Interrogée sur le burkini, sur le Premier ministre et sur l’état de la gauche en France, l’ancienne ministre de la Justice Christiane Taubira a répondu sans détour à Libération dans un entretien fleuve.
Christiane Taubira effectue son grand retour médiatique. Avant d’être l’invitée de « Quotidien », la nouvelle émission de Yann Barthès sur TMC, l’ancienne ministre de la Justice a répondu aux questions de Libération dans un entretien fleuve, ce dimanche 11 septembre. Elle revient sur les débats qui ont agité l’été, dont celui du burkini, mais également de François Hollande, de la présidentielle et de la gauche. A propos de cette dernière, elle assure qu’elle « risque de disparaître. » « La question n’est pas de soutenir untel ou untel mais de savoir si nous serons capables, nous à gauche, sous peine de disparaître — et pour un moment —, de nous engager pour l’égalité, la cohésion sociale, une République exigeante, bienveillante, présente », explique l’ancienne Garde des Sceaux.
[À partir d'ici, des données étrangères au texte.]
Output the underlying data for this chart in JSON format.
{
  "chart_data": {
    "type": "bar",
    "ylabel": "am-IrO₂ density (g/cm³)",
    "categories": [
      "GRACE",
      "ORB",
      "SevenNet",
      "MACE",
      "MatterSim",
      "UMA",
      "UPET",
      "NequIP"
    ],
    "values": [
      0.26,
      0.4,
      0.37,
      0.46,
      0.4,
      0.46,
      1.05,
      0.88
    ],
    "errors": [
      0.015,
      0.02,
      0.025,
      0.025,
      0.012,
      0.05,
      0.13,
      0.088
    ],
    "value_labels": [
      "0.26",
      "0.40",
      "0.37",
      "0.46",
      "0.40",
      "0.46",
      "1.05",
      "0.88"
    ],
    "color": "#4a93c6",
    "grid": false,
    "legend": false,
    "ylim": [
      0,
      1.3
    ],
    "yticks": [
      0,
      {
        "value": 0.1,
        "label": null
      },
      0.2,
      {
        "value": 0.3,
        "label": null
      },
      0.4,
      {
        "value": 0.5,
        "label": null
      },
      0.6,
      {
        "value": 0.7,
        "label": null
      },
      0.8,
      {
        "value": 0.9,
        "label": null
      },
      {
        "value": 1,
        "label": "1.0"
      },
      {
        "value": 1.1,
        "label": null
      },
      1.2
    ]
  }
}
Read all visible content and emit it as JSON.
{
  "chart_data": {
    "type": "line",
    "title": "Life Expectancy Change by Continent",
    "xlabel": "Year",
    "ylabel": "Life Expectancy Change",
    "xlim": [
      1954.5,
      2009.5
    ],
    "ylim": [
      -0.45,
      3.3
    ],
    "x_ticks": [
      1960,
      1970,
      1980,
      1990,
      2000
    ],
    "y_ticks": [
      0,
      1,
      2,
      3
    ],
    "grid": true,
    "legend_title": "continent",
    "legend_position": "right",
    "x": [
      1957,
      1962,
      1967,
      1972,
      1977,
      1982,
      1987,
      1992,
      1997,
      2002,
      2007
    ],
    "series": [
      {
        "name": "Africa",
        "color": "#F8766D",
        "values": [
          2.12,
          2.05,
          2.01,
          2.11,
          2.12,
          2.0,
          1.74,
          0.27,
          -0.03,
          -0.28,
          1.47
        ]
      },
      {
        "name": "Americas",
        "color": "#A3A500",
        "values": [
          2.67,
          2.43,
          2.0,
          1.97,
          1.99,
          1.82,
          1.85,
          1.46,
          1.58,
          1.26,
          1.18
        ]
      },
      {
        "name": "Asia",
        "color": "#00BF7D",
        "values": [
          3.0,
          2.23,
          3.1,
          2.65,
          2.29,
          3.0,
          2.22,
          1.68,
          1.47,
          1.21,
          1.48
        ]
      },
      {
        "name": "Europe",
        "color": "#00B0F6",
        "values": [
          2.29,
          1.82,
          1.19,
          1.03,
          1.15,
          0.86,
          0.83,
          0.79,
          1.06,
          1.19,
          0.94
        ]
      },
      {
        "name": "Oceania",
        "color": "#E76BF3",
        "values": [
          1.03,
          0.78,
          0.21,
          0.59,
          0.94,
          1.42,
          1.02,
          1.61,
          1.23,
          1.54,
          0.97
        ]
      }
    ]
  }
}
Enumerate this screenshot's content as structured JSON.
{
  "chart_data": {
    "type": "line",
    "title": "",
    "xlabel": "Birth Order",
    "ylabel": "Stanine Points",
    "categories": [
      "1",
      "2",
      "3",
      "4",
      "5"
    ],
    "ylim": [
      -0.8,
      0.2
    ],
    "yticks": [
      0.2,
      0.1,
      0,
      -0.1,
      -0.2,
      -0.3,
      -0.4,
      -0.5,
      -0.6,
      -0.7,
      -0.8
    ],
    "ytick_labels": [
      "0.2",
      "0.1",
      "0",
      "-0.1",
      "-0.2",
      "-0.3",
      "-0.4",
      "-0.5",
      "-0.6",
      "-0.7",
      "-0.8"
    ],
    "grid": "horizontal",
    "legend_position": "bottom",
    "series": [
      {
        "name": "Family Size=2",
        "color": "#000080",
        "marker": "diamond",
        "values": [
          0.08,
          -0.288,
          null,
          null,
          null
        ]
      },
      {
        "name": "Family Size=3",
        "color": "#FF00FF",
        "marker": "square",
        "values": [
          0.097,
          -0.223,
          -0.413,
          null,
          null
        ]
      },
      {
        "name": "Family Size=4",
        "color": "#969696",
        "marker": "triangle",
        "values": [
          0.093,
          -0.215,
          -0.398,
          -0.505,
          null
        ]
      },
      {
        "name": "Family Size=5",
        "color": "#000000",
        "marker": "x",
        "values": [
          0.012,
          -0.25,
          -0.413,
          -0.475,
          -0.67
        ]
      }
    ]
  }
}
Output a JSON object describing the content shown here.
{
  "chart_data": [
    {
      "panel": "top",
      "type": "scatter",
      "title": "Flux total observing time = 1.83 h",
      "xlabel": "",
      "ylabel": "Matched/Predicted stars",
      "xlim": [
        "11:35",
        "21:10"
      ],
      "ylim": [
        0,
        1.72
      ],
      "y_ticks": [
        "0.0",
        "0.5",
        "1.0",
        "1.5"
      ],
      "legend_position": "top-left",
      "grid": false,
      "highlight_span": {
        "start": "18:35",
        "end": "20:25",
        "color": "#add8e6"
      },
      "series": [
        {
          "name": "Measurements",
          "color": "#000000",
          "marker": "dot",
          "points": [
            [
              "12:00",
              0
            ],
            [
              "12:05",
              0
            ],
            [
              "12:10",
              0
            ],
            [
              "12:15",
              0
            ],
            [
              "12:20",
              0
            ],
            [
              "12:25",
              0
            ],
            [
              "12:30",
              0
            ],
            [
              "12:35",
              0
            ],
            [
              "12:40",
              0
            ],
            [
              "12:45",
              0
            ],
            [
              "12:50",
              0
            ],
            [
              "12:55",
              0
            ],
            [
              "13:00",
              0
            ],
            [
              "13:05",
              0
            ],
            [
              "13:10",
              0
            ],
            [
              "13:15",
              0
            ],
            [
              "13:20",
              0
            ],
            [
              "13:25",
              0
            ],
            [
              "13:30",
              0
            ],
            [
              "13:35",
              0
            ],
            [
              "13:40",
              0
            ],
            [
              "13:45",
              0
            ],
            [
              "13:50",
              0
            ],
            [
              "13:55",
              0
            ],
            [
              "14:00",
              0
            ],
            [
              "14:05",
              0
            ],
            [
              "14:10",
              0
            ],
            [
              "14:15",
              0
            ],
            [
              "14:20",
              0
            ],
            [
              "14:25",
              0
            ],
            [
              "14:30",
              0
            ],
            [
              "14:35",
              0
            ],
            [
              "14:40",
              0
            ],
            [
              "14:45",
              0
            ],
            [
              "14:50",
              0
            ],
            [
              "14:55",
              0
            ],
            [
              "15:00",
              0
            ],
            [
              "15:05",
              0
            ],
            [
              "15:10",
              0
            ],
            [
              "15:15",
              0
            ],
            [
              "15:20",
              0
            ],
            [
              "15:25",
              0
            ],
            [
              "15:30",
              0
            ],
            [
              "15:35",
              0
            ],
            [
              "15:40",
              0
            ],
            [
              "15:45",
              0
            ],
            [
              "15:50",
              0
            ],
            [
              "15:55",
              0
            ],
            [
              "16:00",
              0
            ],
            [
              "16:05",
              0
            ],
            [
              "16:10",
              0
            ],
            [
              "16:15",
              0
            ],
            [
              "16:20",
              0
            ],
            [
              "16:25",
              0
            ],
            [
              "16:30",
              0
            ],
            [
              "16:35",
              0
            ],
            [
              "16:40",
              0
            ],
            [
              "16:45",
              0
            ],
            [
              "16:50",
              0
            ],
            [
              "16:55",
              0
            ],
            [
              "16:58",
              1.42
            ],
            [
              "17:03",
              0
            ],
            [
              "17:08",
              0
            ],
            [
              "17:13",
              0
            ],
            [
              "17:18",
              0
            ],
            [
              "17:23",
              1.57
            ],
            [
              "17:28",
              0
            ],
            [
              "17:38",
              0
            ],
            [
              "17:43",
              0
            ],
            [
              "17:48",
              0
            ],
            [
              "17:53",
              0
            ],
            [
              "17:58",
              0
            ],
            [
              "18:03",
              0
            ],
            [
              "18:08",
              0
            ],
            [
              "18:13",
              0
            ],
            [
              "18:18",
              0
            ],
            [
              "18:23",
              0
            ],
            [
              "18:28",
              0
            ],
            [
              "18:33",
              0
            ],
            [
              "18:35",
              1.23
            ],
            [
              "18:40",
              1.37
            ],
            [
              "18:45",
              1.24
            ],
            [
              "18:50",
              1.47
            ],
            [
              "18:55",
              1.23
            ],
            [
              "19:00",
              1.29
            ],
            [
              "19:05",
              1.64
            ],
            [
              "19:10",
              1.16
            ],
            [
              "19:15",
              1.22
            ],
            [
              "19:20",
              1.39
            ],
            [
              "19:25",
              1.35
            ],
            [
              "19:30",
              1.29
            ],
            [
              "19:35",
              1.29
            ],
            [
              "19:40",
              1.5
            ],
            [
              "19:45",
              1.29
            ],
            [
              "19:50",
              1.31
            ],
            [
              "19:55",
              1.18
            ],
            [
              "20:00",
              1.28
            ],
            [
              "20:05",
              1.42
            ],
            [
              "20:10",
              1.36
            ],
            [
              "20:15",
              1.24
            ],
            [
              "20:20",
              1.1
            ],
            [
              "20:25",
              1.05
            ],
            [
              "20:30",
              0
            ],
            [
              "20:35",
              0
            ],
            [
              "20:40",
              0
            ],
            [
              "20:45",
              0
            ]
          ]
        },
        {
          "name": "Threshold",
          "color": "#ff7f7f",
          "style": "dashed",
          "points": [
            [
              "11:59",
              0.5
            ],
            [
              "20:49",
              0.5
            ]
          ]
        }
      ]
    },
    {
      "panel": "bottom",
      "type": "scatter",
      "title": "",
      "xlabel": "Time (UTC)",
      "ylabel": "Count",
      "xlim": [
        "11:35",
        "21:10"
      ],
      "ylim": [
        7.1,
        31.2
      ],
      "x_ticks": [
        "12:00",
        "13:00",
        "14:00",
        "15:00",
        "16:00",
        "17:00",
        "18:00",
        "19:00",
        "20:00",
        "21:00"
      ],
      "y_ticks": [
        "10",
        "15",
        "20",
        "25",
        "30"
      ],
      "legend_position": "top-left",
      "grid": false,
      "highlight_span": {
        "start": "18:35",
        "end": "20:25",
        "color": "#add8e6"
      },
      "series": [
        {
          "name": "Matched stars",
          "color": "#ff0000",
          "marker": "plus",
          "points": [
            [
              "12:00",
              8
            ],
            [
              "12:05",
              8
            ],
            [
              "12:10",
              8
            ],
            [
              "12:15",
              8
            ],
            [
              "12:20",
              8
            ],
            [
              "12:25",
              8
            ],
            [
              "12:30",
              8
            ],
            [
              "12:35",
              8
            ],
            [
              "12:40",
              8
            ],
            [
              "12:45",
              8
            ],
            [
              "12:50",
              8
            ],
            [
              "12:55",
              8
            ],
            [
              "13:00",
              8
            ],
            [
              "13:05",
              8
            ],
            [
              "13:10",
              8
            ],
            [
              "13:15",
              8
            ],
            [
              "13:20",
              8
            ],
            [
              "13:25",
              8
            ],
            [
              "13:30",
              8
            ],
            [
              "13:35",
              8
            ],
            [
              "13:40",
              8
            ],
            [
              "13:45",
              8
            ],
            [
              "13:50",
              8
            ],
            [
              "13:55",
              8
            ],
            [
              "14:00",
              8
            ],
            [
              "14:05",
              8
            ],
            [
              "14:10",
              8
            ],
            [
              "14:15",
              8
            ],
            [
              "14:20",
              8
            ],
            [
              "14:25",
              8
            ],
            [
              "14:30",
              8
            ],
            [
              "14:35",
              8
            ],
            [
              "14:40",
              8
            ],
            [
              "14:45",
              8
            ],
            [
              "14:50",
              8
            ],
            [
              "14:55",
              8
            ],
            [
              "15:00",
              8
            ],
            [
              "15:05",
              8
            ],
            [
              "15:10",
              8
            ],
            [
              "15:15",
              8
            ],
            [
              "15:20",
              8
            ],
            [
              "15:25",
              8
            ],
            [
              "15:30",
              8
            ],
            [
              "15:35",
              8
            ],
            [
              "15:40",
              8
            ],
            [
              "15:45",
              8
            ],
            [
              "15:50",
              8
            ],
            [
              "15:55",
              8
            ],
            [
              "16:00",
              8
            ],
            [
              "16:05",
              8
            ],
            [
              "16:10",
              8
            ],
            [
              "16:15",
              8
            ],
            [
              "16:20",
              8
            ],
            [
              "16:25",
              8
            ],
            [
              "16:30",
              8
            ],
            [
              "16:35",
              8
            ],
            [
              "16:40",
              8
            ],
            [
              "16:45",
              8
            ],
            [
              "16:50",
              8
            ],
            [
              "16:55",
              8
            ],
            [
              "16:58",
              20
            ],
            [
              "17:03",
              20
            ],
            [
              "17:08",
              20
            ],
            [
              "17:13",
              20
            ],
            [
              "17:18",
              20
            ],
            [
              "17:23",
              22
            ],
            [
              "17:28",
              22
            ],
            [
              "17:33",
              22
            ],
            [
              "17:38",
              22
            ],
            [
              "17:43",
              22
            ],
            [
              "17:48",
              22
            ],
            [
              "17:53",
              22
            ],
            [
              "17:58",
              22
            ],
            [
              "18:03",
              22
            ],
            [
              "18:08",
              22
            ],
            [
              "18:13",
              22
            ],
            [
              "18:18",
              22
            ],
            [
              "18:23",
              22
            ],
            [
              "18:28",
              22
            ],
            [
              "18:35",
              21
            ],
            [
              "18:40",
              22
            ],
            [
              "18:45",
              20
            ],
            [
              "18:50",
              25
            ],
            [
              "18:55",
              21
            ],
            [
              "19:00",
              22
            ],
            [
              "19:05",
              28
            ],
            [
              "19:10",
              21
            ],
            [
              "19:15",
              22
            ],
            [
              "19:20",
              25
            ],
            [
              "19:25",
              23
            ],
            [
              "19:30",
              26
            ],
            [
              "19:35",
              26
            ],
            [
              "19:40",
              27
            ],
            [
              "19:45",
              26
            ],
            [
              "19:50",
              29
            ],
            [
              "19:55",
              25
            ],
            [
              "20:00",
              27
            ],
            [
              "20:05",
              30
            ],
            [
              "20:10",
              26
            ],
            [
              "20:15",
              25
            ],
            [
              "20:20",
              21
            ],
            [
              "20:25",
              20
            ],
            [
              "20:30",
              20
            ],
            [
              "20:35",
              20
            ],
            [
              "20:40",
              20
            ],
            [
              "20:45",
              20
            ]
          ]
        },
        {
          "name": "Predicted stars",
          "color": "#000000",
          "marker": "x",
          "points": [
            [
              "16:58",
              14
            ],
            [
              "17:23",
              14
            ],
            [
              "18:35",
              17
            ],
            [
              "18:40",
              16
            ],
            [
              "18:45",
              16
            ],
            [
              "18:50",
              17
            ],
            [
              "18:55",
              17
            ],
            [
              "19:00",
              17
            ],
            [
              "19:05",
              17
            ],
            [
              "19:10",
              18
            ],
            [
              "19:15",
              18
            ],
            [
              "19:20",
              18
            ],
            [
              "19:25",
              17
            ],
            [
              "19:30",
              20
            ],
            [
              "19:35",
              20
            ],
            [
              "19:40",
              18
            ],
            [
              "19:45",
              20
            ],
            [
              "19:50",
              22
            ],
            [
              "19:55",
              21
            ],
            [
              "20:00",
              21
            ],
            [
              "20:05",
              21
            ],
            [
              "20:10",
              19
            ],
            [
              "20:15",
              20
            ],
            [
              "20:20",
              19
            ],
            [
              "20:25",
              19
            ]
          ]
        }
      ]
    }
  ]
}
La gauche « va dans le mur » et « risque la disparition »
Selon Christiane Taubira, le délitement de la gauche a débuté en 2002. « Si la gauche est dans cet état de délabrement aujourd’hui, c’est parce qu’en 2002, on a cherché un bouc émissaire au lieu de se demander ce qui s’était passé, explique celle à qui l’on a reproché d’avoir dispersé les voix à gauche. Depuis, le PS n’a fait aucune analyse politique de cette défaite. » Un délitement qui s’est poursuivi ces dernières années, notamment sous l’impulsion de Manuel Valls. A la question de savoir si ce dernier a fait du bien ou du mal à la gauche, l’ex-ministre répond, après un long silence, « Allez le demander à la gauche. » Christiane Taubira n’en dira pas plus sur le Premier ministre. Mais elle assure que la situation est catastrophique pour la gauche : « Oui, on va dans le mur. Oui, on risque la disparition de la gauche au second tour de la présidentielle… », dit-elle.
« Le burkini n’est pas une déclaration de guerre à la République »
Egalement interrogée sur le burkini, Christiane Taubira s’éloigne de la ligne du Premier ministre. « Je ne pense pas que le burkini soit une déclaration de guerre à la République », estime l’ex-Garde des Sceaux, qui cite plusieurs sociologues qui « ont expliqué que ce vêtement de bain permet à des femmes d’aller à la plage et de se baigner alors qu’elles n’y allaient pas auparavant. » Pour elle, cet argument, bien que rejeté par une partie des féministes, « n’est pas négligeable. » Mais Christiane Taubira préfèrerait que, « dans une période de grande fragilité collective et de dangers réels, on crée de la cohésion plutôt que de la fragmentation. » Et l’ancienne ministre de la Justice de rappeler le concept de laïcité à la française : « L’espace public, c’est le lieu de la République. Et ce qui délimite ce lieu, ce sont les règles, nos lois. C’est ce qu’a rappelé le conseil d’Etat », résume-t-elle.